Eleanor Krawitz KolchinHuffington Post interview, février2013.

Photo: Environ 1930, Columbiana Archive.

Wallace Eckert, 1902-1971. Après des études supérieures à Columbia, à l’Université de Chicago et à Yale, il obtient son doctorat de Yale en 1931 sous la direction du professeur

Ernest William Brown (1866-1938),qui a consacré sa carrière à développer une théorie des mouvements de la lune.
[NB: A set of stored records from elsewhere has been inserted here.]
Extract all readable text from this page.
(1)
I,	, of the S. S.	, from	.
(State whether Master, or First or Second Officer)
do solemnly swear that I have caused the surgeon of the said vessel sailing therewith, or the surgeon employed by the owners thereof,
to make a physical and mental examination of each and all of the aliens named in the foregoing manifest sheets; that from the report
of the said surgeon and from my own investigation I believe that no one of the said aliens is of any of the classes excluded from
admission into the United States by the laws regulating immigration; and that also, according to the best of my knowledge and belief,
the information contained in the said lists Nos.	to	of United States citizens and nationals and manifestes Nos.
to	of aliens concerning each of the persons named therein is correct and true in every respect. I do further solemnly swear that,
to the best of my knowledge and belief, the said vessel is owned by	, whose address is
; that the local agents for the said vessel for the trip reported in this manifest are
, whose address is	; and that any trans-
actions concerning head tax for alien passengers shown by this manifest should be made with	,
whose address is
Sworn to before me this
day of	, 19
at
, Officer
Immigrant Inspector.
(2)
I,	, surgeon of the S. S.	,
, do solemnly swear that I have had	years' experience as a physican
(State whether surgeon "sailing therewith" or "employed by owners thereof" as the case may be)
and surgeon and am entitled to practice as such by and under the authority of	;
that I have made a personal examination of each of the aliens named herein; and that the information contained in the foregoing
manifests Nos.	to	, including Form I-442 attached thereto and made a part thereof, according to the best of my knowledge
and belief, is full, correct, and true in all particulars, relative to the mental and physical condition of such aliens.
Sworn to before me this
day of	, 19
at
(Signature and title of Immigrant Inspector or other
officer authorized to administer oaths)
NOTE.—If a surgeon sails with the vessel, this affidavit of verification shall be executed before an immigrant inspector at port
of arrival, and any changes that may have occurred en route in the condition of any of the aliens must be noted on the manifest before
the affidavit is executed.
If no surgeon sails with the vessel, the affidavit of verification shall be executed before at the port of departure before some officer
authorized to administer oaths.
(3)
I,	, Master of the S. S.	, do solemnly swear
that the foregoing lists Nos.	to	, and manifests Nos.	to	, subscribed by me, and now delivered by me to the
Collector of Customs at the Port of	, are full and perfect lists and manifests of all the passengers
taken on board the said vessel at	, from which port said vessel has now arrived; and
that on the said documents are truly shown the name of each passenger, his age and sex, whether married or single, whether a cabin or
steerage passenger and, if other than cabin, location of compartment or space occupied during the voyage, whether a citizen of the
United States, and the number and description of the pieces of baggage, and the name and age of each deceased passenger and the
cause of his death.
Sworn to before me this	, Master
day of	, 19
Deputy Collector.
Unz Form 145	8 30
Mieux connu pour les calculs en orbite lunaire qui ont guidé les missions Apollo sur la lune,Eckert professeur d’astronomie de l’Université de Columbia de 1926 à 1970, fondateur et Directeur duThomas J. Watson Astronomical Computing Bureau à L’Université Columbia (1937-40), Directeur de US Naval Observatory Nautical Almanac Office (1940-45),et fondateur et directeur du Watson Scientific Computing Laboratory de l’Université Columbia (1945-1966). Astronome avant tout, et pour toujours, Eckert a dirigé et souvent supervisé la construction de machines informatiques de plus en plus puissantes pour résoudre des problèmes de la mécanique céleste, en particulier pour vérifier, étendre et améliorer la théorie de Brown. Il fut l’un des premiers à utiliser des machines à cartes perforées pour résoudre des problèmes scientifiques complexes.Peut-être plus important, encore,il a été le premier à automatiser le processus lorsque, en1933-34, il a interconnecté divers calculateurs et tabulateurs IBM avec des circuits de commande et des dispositifs de sa conception pour résoudre des équations différentielles, méthodes qui ont ensuite été adaptées et étendues à

“Aberdeen” de IBM Calculateur de relais de séquence enfichablePoinçon de calcul électronique, Calculatrice programmée par carte, et SSEC. En tant que directeur de Watson Lab et directeur de Pure Science chez IBM, il a supervisé la construction du SSEC(sans doute le premier vrai ordinateur) et NORC(incontestablement le premier supercalculateur), les ordinateurs les plus puissants de leur époque, ainsi que IBM 610 – premier “ordinateur personnel” au monde – et il a installé les premiers ordinateurs à Columbia, le premier programme d’études en informatique, en 1946, y compris son propre cours, Astronomy 111-112: méthodes de calcul scientifique, ainsi que d’autres cours donnés la même année par les scientifiques de Watson Lab Grosch et Thomas.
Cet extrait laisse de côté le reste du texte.